As with any season, getting traps set in the right areas are paramount. There will be day and night spots they are using, so keeping mobile will always put you ahead of the game and grab you extra bites. During the day, I look for nice, quiet, shallow areas where the carp visit naturally. From dawn to dusk these areas will almost certainly get you a bite if you fish well. During the hours of darkness (of which at the moment there aren’t many) it would pay to drop the rigs a touch deeper just off the shallow areas they use during the day.
Baiting is also very important, if you turn up and whack a load of bait out, which wasn’t there an hour ago; they’ll approach it with caution, so go easy and try and nick a bite then perhaps try to build on that. More often than not, single hook baits or very small traps will do way more bites. The flipside of that though, is that after spawning fish need to eat, so I will always get a few kilos out in the lake after a session to give them something back. Singles are all well and good for bites but they’re no good for the fish in the long run. Always look after your quarry and give them a free meal if you can.

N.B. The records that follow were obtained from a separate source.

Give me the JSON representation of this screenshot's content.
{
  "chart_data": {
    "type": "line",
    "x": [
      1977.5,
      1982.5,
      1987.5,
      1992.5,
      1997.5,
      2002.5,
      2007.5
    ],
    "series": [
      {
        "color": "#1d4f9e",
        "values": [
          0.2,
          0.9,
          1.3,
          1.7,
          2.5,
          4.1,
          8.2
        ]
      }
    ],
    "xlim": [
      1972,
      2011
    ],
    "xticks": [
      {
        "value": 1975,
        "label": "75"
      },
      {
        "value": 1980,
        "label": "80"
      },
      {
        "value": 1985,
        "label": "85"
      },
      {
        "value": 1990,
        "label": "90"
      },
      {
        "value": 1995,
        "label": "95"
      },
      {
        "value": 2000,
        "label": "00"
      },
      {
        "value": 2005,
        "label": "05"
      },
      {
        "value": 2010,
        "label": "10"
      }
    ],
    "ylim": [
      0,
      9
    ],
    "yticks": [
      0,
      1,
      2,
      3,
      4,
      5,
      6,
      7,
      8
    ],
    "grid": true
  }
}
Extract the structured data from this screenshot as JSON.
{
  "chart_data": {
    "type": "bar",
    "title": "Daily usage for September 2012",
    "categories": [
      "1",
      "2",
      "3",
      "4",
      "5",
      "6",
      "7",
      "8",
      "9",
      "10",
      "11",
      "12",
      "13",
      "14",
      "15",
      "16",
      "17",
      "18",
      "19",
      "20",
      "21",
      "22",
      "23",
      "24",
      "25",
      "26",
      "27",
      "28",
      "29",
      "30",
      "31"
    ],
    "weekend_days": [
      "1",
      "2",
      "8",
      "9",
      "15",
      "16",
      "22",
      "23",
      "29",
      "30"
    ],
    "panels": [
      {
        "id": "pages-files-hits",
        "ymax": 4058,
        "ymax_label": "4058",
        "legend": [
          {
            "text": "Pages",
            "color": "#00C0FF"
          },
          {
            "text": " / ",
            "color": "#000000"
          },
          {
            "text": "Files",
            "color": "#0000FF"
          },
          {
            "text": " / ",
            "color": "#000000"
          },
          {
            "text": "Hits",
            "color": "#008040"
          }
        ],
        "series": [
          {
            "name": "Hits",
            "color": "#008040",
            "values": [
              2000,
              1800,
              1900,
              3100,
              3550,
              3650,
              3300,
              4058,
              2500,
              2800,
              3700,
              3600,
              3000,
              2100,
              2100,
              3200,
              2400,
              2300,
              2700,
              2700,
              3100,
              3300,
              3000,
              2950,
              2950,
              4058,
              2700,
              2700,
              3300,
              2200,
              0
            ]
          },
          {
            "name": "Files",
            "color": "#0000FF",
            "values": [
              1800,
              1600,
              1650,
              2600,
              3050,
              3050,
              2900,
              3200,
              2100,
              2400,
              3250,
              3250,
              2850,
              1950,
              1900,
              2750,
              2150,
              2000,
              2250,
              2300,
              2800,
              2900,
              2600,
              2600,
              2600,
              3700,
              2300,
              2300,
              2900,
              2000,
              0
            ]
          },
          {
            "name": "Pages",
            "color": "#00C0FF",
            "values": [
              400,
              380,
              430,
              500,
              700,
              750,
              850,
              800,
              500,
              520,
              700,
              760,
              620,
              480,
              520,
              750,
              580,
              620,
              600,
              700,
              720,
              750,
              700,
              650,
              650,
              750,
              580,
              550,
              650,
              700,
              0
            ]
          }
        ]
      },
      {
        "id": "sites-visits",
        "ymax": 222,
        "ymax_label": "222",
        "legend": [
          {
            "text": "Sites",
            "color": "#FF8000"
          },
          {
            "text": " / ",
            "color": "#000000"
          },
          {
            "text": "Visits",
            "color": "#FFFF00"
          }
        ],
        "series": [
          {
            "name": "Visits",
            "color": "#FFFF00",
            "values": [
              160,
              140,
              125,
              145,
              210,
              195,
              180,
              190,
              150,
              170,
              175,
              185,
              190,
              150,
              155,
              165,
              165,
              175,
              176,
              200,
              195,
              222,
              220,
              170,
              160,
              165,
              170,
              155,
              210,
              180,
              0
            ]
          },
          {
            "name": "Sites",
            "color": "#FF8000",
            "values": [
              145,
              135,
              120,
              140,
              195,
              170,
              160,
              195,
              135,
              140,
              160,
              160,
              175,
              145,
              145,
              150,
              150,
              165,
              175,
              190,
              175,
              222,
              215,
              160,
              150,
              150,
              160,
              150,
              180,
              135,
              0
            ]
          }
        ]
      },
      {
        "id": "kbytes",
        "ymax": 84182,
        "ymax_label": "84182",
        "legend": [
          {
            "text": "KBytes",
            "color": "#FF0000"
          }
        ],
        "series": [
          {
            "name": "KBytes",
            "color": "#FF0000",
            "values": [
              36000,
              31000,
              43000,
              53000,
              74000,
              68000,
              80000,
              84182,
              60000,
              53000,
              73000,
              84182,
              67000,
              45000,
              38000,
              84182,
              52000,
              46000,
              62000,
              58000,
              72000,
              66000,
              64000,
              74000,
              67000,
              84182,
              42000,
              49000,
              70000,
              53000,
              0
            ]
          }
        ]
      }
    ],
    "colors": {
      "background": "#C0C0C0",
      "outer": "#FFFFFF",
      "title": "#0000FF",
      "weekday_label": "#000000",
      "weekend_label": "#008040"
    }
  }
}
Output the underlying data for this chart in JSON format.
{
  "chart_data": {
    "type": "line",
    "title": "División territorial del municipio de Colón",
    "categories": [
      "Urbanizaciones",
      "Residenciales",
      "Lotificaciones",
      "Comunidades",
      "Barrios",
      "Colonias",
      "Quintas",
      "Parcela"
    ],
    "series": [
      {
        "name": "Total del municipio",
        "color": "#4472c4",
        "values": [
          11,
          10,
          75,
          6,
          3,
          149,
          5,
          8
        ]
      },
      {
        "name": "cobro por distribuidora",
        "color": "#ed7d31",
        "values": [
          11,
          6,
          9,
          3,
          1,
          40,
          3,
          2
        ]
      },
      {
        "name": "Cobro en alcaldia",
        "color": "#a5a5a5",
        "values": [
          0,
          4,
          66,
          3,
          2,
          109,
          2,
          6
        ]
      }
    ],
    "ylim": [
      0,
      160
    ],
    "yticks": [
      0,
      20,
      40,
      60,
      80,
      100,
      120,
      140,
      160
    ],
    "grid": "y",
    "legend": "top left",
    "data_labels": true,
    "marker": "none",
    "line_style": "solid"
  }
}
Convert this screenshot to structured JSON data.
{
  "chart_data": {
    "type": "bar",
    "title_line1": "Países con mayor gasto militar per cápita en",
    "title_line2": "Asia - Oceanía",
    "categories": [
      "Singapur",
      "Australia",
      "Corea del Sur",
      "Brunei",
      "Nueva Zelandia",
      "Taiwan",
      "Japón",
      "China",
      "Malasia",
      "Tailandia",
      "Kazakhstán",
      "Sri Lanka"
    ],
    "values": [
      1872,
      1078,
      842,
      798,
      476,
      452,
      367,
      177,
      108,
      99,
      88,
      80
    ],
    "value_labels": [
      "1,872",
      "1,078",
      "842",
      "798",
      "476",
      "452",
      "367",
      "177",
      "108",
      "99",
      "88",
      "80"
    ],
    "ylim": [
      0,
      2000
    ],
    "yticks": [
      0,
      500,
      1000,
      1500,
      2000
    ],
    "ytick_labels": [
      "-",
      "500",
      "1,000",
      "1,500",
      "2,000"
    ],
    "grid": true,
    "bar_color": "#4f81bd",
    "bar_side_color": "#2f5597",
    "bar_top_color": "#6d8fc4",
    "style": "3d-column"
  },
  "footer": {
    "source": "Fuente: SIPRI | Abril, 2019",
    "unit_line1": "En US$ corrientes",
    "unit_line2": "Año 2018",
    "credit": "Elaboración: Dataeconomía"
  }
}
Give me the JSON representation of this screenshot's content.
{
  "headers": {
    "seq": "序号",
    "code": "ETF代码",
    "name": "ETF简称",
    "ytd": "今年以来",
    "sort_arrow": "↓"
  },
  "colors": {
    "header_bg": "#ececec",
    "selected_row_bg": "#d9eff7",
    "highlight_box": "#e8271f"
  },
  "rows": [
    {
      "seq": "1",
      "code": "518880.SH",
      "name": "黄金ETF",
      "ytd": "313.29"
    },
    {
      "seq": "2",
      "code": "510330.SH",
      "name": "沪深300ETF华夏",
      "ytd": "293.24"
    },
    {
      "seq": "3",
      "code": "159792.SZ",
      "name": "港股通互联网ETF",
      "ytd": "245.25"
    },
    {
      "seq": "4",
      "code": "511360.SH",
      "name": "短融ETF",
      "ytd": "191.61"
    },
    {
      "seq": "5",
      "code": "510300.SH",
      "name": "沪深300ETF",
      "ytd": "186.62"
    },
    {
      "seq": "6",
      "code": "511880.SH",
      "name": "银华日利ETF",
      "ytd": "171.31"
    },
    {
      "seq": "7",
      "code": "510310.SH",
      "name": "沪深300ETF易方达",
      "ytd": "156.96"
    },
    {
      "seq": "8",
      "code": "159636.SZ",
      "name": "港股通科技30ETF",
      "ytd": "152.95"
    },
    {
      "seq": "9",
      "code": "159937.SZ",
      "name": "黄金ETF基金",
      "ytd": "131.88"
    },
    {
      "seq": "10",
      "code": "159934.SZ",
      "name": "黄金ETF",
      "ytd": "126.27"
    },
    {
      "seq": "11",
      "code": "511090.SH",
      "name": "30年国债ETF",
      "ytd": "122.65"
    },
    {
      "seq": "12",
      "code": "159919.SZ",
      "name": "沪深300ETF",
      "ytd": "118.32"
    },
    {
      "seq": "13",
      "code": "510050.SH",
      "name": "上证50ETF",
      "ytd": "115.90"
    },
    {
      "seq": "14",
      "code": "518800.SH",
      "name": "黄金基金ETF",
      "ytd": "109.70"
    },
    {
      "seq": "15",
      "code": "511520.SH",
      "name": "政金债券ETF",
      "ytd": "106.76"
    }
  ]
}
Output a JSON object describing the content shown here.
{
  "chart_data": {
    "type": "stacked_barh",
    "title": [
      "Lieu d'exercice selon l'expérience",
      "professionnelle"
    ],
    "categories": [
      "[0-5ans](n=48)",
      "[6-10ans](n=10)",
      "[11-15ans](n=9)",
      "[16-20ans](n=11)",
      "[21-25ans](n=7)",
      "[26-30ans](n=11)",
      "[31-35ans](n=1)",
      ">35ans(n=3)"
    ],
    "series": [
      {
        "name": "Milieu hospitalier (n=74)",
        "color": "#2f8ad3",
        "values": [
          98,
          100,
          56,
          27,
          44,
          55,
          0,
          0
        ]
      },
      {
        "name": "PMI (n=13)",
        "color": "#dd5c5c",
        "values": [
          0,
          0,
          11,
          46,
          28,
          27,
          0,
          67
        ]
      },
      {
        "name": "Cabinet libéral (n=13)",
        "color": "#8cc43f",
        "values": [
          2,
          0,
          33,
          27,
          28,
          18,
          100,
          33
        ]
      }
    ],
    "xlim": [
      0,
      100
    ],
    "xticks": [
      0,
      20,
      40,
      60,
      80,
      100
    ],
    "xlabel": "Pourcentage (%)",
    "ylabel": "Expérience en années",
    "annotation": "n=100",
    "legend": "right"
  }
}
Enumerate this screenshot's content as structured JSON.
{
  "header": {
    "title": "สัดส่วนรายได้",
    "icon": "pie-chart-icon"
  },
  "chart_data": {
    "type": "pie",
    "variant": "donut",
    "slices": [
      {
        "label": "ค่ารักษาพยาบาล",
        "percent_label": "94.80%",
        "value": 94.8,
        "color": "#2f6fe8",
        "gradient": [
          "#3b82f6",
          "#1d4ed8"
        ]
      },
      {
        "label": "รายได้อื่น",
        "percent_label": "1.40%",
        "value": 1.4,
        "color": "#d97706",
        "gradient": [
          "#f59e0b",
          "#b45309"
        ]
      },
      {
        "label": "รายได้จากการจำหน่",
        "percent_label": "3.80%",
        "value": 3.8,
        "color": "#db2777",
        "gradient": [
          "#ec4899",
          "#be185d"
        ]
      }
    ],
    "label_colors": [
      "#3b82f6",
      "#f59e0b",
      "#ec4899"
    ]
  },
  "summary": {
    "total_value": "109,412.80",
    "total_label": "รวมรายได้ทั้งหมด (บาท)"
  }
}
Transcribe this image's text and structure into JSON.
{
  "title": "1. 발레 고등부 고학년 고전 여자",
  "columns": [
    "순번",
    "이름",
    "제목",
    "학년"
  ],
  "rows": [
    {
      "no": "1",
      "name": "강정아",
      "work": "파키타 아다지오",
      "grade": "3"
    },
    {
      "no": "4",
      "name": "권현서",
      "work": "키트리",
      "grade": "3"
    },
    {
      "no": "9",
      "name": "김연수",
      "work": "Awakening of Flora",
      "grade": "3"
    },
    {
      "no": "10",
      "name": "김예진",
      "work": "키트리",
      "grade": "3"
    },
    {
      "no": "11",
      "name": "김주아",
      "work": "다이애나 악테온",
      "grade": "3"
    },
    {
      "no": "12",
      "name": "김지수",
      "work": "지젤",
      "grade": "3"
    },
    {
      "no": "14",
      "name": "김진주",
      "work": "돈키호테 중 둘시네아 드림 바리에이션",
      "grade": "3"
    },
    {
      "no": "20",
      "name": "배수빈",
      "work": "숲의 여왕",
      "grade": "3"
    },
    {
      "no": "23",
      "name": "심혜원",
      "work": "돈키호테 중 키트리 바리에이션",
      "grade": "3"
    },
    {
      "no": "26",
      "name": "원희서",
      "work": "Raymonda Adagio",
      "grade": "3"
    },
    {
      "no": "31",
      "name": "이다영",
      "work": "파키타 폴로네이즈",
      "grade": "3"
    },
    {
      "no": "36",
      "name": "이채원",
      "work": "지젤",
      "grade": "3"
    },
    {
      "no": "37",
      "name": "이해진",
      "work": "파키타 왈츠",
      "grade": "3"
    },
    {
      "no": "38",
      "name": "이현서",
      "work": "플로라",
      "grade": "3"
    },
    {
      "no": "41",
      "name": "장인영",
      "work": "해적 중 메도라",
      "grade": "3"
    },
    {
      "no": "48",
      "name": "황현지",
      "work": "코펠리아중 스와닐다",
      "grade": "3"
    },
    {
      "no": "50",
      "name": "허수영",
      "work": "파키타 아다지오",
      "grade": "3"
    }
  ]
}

Last week, I visited a lake for the first time in three months after fishing a very difficult water for the spring. The fish I was targeting had been caught so I felt it would be a good opportunity to try and get a bite elsewhere. I saw fish quite quickly close to an island so I put rods out to the base of the shelf during a rainy afternoon. The rods remained quiet and once the sun came out the carp got tighter to the island so I recast as tight as I dare. Due to not knowing what the lake bed was like I opted to fish a multi-rig, which has become very popular in my armoury in recent years. They’ll fish in almost any situation and hook holds are superb. Using a throwing stick I was carefully spreading a handful of 14mm Trent Baits Freshwater Shrimp boilies around the area just to help slow the carp down a little as they patrolled the island.
To cut a long story short, the one rod that was kissing the island in very shallow water ripped off seven times in the following 24 hours producing some cracking fish. In fact, four of them were some of the lake’s larger residents spawned out, so it was a wicked trip and was very much needed after having been sat on a mega-hard lake for the past three months!
Multi rigs consisted of 20lb N-Trap and a size 6 Kaptor Wide-Gape hook going up to a Quick-Release Lead clip, 3.5oz Textured Distance Lead and 12 inches of Dark Matter tubing to help keep the business end pinned down away from the patrolling carp.
Get out there and have a look at those shallow areas in close and off islands, but please stay safe out there guys, take plenty of water, sun cream and a hat. You won’t want to look and feel like a cooked lobster while holding up your target fish!